Friday, April 15, 2011

Shakespeare Apocrypha

I’ve recently read ‘Pericles, Prince of Tyre’ and ‘The London Prodigal.’ These are both plays that were once attributed to Shakespeare, but are now considered to be the work of other writers. The general opinion is (according to Wikipedia) that ‘Pericles, Prince of Tyre’ was written in part by Shakespeare and in part by someone else and that ‘The London Prodigal’ was entirely the work of another author.

As I’ve now read them I might as well throw in my two cents. To me, ‘Pericles’ feels very much like a Shakespeare play, albeit a poor, unrevised one. Personally I wouldn’t be surprised if this was entirely the work of Shakespeare. ‘The London Prodigal’ on the other hand does seem quite odd and out of keeping with what you’d normally expect from Shakespeare. It seems quite earthy and common, a bit like a British sitcom from the 1960’s. Mind you, most of Shakespeare’s stuff reminds me of British situation comedies, and I must admit I read his plays in much the same way I watch episodes of ‘Dad’s Army’ or ‘Black Books.’
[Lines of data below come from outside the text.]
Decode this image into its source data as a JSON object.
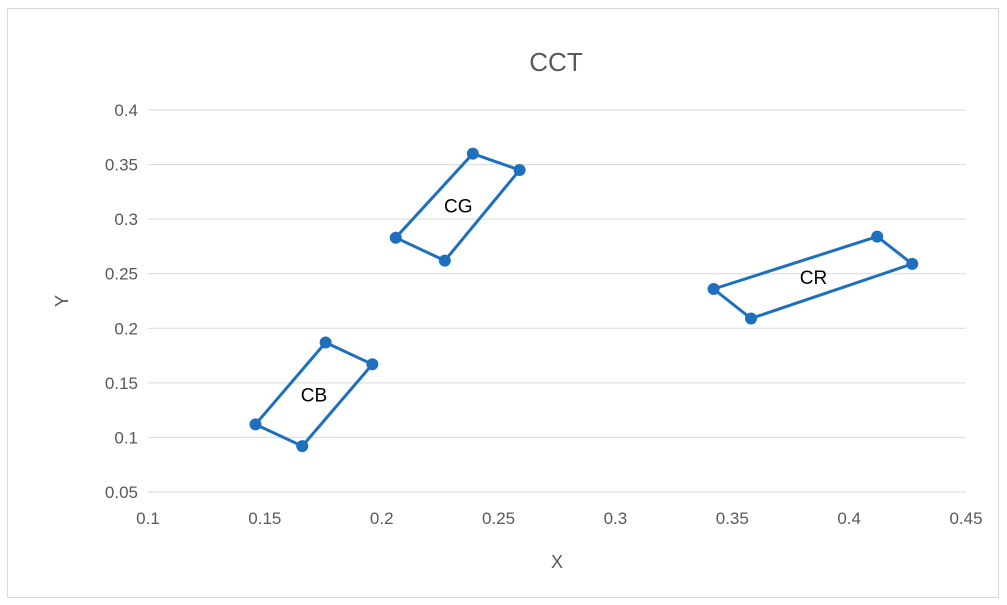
{
  "chart_data": {
    "type": "scatter",
    "title": "CCT",
    "xlabel": "X",
    "ylabel": "Y",
    "xlim": [
      0.1,
      0.45
    ],
    "ylim": [
      0.05,
      0.4
    ],
    "xticks": [
      "0.1",
      "0.15",
      "0.2",
      "0.25",
      "0.3",
      "0.35",
      "0.4",
      "0.45"
    ],
    "yticks": [
      "0.05",
      "0.1",
      "0.15",
      "0.2",
      "0.25",
      "0.3",
      "0.35",
      "0.4"
    ],
    "grid": "horizontal",
    "legend": "none",
    "series": [
      {
        "label": "CB",
        "points": [
          [
            0.146,
            0.112
          ],
          [
            0.166,
            0.092
          ],
          [
            0.196,
            0.167
          ],
          [
            0.176,
            0.187
          ],
          [
            0.146,
            0.112
          ]
        ]
      },
      {
        "label": "CG",
        "points": [
          [
            0.206,
            0.283
          ],
          [
            0.227,
            0.262
          ],
          [
            0.259,
            0.345
          ],
          [
            0.239,
            0.36
          ],
          [
            0.206,
            0.283
          ]
        ]
      },
      {
        "label": "CR",
        "points": [
          [
            0.342,
            0.236
          ],
          [
            0.358,
            0.209
          ],
          [
            0.427,
            0.259
          ],
          [
            0.412,
            0.284
          ],
          [
            0.342,
            0.236
          ]
        ]
      }
    ],
    "color": "#1f6fbf"
  }
}
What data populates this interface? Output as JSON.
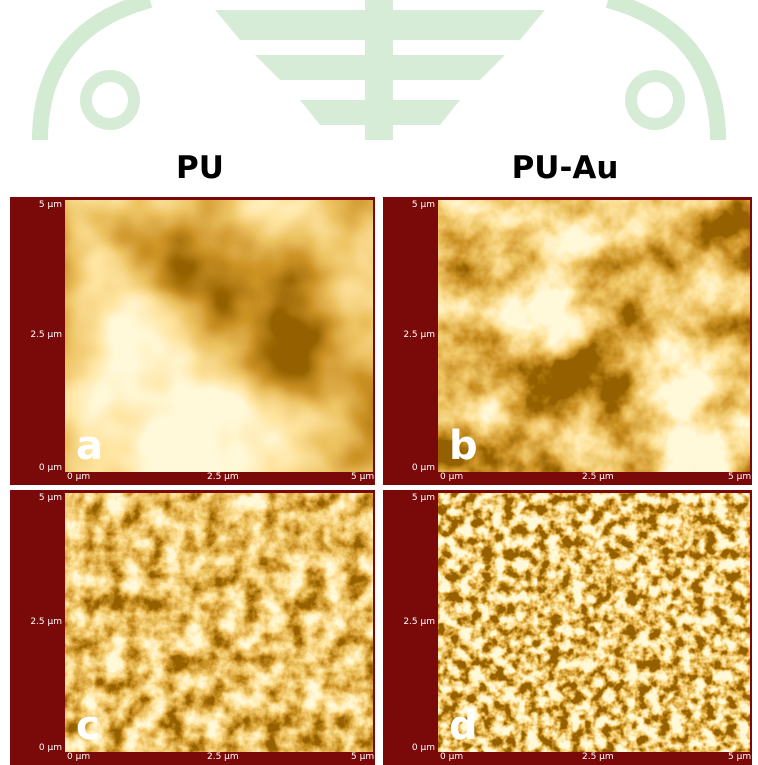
{
  "columns": [
    "PU",
    "PU-Au"
  ],
  "panels": [
    {
      "letter": "a",
      "y_ticks": [
        "5 µm",
        "2.5 µm",
        "0 µm"
      ],
      "x_ticks": [
        "0 µm",
        "2.5 µm",
        "5 µm"
      ]
    },
    {
      "letter": "b",
      "y_ticks": [
        "5 µm",
        "2.5 µm",
        "0 µm"
      ],
      "x_ticks": [
        "0 µm",
        "2.5 µm",
        "5 µm"
      ]
    },
    {
      "letter": "c",
      "y_ticks": [
        "5 µm",
        "2.5 µm",
        "0 µm"
      ],
      "x_ticks": [
        "0 µm",
        "2.5 µm",
        "5 µm"
      ]
    },
    {
      "letter": "d",
      "y_ticks": [
        "5 µm",
        "2.5 µm",
        "0 µm"
      ],
      "x_ticks": [
        "0 µm",
        "2.5 µm",
        "5 µm"
      ]
    }
  ]
}
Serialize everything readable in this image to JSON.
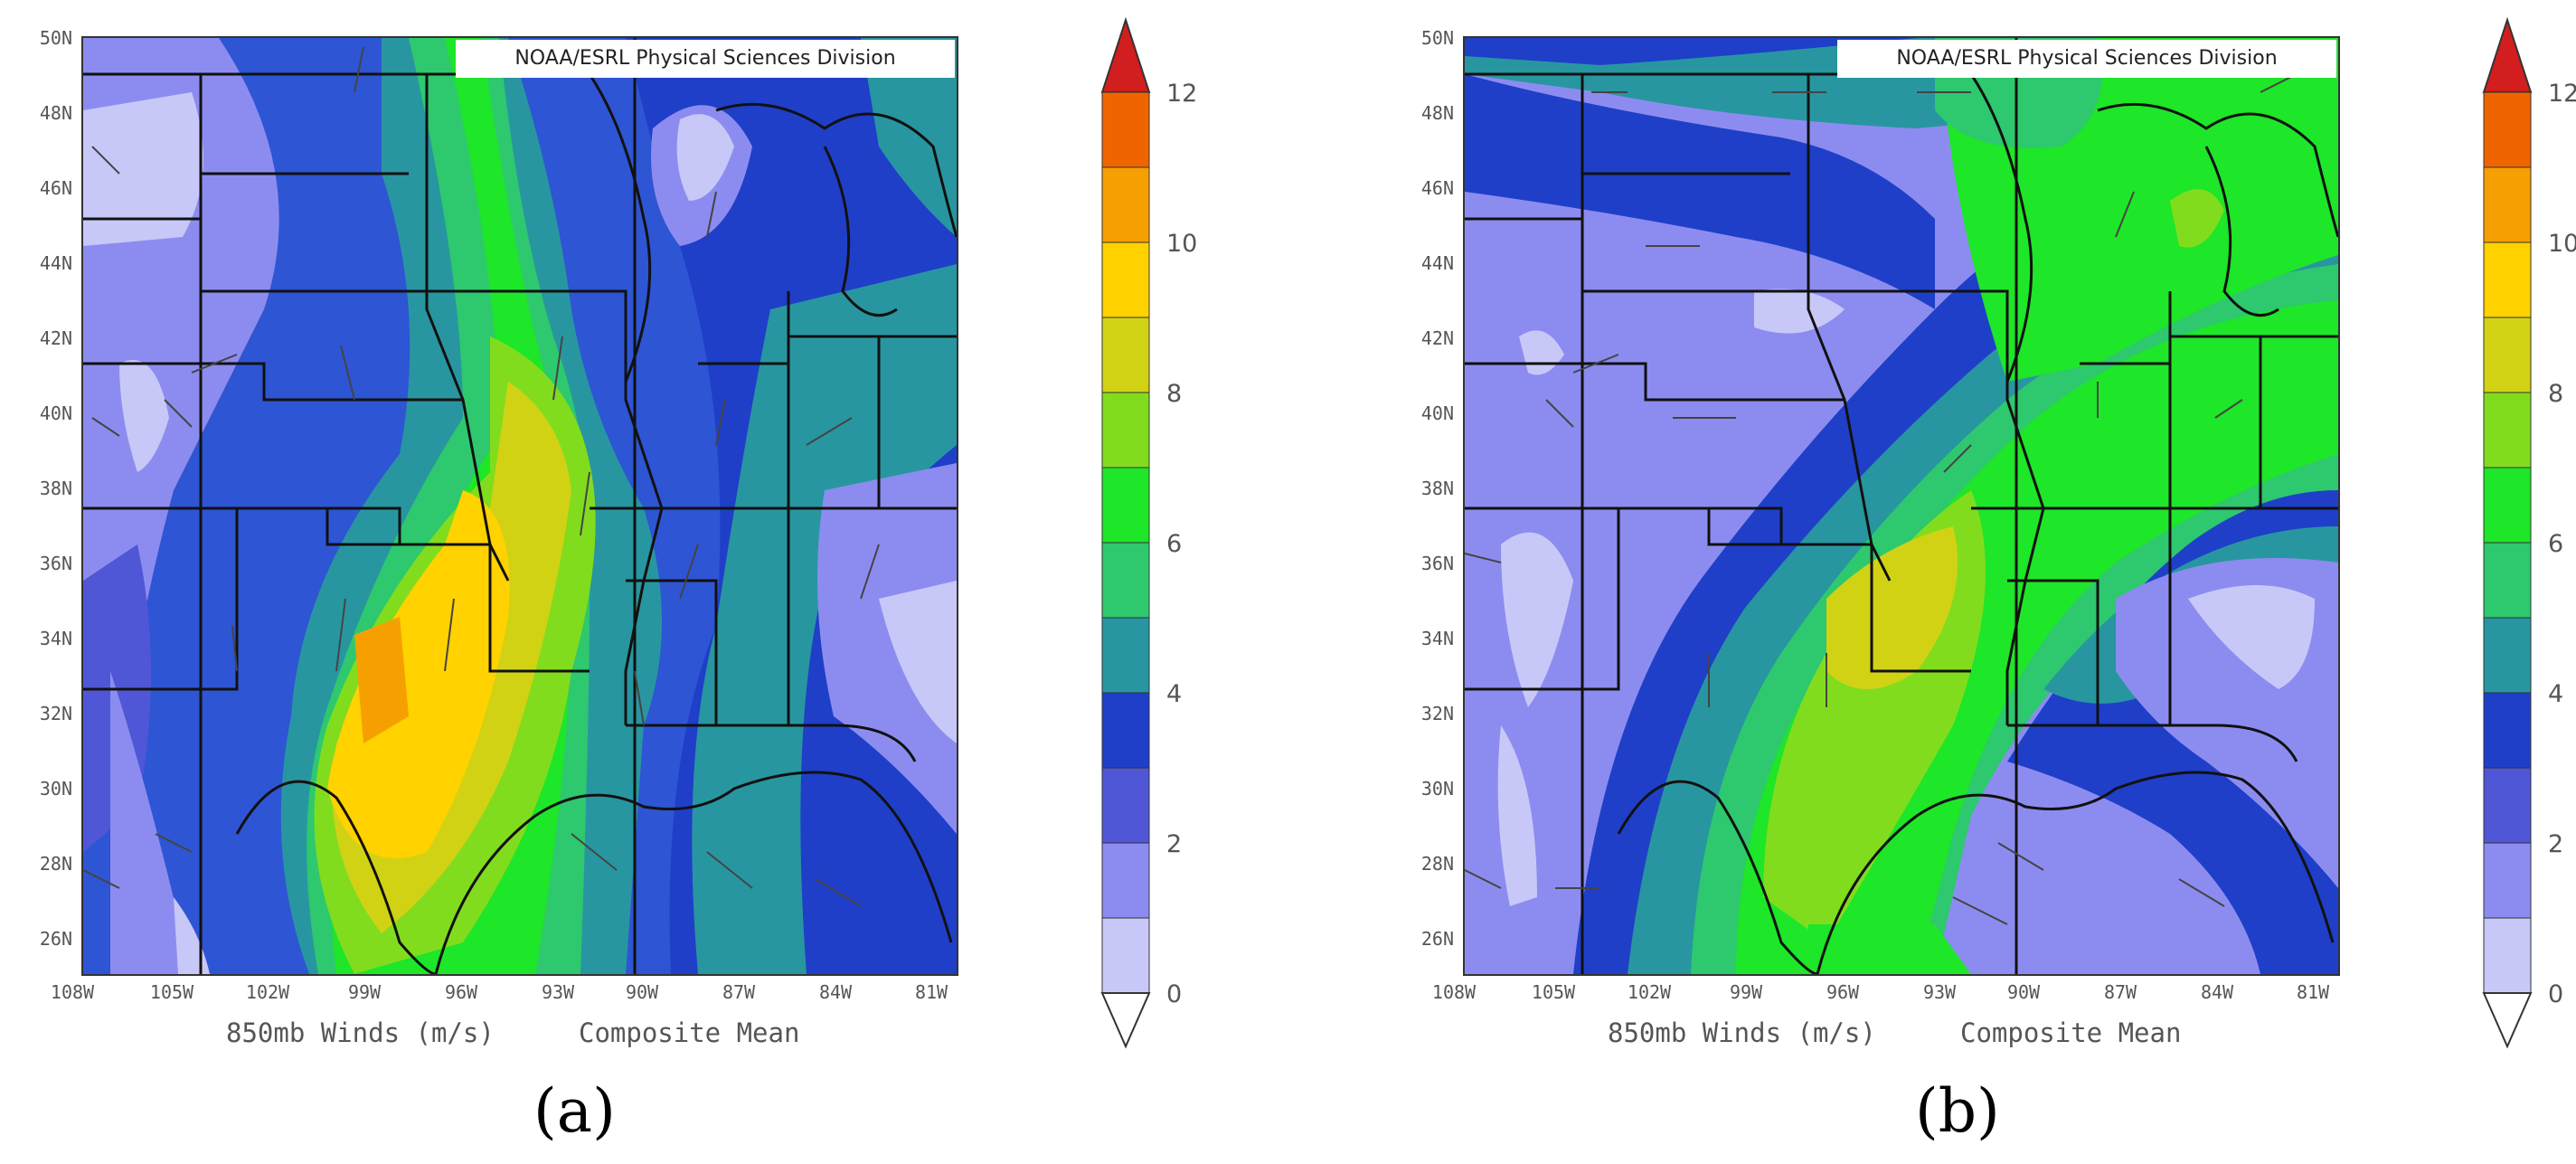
{
  "panels": [
    {
      "id": "a",
      "label": "(a)",
      "credit": "NOAA/ESRL Physical Sciences Division",
      "variable": "850mb Winds (m/s)",
      "stat": "Composite Mean",
      "max_speed_region": "north-central Texas (10–12 m/s)"
    },
    {
      "id": "b",
      "label": "(b)",
      "credit": "NOAA/ESRL Physical Sciences Division",
      "variable": "850mb Winds (m/s)",
      "stat": "Composite Mean",
      "max_speed_region": "Oklahoma/north Texas (8–10 m/s)"
    }
  ],
  "axes": {
    "lat_ticks": [
      "50N",
      "48N",
      "46N",
      "44N",
      "42N",
      "40N",
      "38N",
      "36N",
      "34N",
      "32N",
      "30N",
      "28N",
      "26N"
    ],
    "lon_ticks": [
      "108W",
      "105W",
      "102W",
      "99W",
      "96W",
      "93W",
      "90W",
      "87W",
      "84W",
      "81W"
    ]
  },
  "colorbar": {
    "ticks": [
      "0",
      "2",
      "4",
      "6",
      "8",
      "10",
      "12"
    ],
    "levels": [
      {
        "range": "0-1",
        "color": "#c8c8f8"
      },
      {
        "range": "1-2",
        "color": "#8c8cf0"
      },
      {
        "range": "2-3",
        "color": "#4f57d6"
      },
      {
        "range": "3-4",
        "color": "#1f3fc8"
      },
      {
        "range": "4-5",
        "color": "#2896a0"
      },
      {
        "range": "5-6",
        "color": "#2ec86e"
      },
      {
        "range": "6-7",
        "color": "#1ee628"
      },
      {
        "range": "7-8",
        "color": "#82dc1e"
      },
      {
        "range": "8-9",
        "color": "#d2d214"
      },
      {
        "range": "9-10",
        "color": "#ffd200"
      },
      {
        "range": "10-11",
        "color": "#f5a000"
      },
      {
        "range": "11-12",
        "color": "#f06400"
      },
      {
        "range": ">12",
        "color": "#d21e1e"
      }
    ]
  }
}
Anyway, as you can tell, I’m not really qualified to make a judgement about whether Shakespeare wrote these plays or not, but I should say that I worry about experts making this judgement as well. It seems like we’re discrediting these plays based on nothing but stylistic analysis. To me, saying that Shakespeare didn’t write ‘The London Prodigal’ because it isn’t like ‘Hamlet’ or ‘Romeo and Juliet’ is a bit like saying that the Beatles didn’t write ‘Strawberry Fields Forever’ because it doesn’t sound like ‘Love Me Do.’

Personally, I remain open-minded about who wrote these, as well as the other, contested Shakespeare works. Even in ‘The London Prodigal’ I think there’s enough there to suggest that it could have been Shakespeare who wrote it. Hopefully, when I read some of the other apocryphal works I’ll get a clearer picture. Next up, ‘Thomas Lord Cromwell.’